Meta AI Launches SAM Audio: Revolutionary Audio Separation

Overview

Meta has released SAM Audio, a prompt-driven audio separation model that targets a common editing bottleneck: isolating one sound from a real-world mix without building a custom model for each sound class. Meta released three main sizes: sam-audio-small, sam-audio-base, and sam-audio-large. The model is available for download and experimentation in the Segment Anything Playground.

Architecture

SAM Audio employs separate encoders for each conditioning signal, including:

An audio encoder for the mixture
A text encoder for natural language descriptions
A span encoder for time anchors
A visual encoder that processes a visual prompt derived from video plus an object mask.

The encoded streams are concatenated into time-aligned features, processed by a diffusion transformer that applies self-attention to the time-aligned representation and cross-attention to the textual feature. Finally, a DACVAE decoder reconstructs waveforms, emitting two outputs: target audio and residual audio.

Functionality of SAM Audio

SAM Audio takes an input recording containing multiple overlapping sources—like speech, traffic, and music—and separates out a target source based on a prompt. In the public inference API, the model yields two outputs: result.target (the isolated sound) and result.residual (everything else).

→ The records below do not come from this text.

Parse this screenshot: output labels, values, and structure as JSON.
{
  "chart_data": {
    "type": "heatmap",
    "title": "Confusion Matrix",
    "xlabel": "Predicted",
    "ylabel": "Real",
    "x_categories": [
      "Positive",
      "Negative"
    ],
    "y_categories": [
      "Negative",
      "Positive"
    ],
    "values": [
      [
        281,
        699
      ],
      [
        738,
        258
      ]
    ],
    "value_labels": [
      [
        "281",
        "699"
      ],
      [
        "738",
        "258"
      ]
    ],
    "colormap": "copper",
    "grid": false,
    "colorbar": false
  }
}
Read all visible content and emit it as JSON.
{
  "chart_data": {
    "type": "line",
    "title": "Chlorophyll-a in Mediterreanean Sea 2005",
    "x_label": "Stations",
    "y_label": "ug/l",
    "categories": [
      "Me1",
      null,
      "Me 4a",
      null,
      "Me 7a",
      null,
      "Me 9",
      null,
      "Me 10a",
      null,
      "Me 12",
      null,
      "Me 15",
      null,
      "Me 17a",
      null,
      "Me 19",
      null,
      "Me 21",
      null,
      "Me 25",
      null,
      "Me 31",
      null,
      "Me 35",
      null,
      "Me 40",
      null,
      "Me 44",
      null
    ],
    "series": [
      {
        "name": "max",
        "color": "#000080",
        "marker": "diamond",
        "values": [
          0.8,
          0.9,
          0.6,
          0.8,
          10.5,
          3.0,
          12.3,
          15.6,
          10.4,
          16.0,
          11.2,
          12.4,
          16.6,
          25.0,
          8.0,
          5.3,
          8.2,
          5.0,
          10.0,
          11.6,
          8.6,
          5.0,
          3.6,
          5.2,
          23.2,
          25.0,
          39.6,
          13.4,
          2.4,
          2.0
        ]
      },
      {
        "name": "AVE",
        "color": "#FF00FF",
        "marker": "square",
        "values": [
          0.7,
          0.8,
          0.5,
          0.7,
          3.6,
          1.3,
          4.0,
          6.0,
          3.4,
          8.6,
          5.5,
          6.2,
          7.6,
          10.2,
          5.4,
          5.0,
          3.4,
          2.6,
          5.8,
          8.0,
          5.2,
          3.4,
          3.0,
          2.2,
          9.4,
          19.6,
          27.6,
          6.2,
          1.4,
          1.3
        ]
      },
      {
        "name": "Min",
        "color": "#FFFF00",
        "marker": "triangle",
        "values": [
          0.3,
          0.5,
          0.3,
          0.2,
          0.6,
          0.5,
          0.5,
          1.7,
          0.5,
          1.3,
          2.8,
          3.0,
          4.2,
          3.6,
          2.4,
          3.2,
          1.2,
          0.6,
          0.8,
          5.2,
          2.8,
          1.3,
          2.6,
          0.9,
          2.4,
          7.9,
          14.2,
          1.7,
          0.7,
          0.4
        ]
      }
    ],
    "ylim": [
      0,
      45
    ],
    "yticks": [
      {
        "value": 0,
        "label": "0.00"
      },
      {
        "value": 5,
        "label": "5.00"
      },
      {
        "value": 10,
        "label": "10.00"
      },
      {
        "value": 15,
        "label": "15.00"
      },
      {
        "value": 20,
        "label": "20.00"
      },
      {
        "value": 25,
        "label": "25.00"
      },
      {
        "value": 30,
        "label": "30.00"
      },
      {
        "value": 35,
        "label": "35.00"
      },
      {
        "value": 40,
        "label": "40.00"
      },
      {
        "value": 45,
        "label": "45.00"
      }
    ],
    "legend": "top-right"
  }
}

The target plus residual interface aligns with common editorial operations. For instance, if you want to remove a dog bark in a podcast track, treat the bark as the target, keeping only the residual. Alternatively, if you're extracting a guitar part from a concert, retain the target waveform instead.

Prompt Types Supported

Meta positions SAM Audio as a unified model accommodating three prompt types, which can be used alone or in combination:

Text prompting: Describe the sound using natural language (e.g., "dog barking," "singing voice").
Visual prompting: Select a person or object in a video to isolate the audio associated with that visual element.
Span prompting: Mark time segments where the target sound occurs, guiding separation and preventing over-separation in ambiguous contexts.

Performance Metrics

The SAM Audio model shows cutting-edge performance across diverse real-world scenarios, framing it as a unified alternative to specialized audio tools. The research team provides a subjective evaluation table for different categories:

General: 3.62 (small), 3.28 (base), 3.50 (large)
Instr(pro): 4.49 (large)

Key Takeaways

Unified Model: SAM Audio segments sounds from complex mixtures using text, visual, and time span prompts.
Output Structure: The core API produces target for isolated sound and residual for everything else, facilitating tasks like noise removal or stem extraction.
Multiple Variants: Includes sam-audio-small, sam-audio-base, and sam-audio-large, with additional performance-oriented tv variants.
Beyond Inference: The release offers a sam-audio-judge model to score separation results against a text description based on quality, recall, precision, and faithfulness.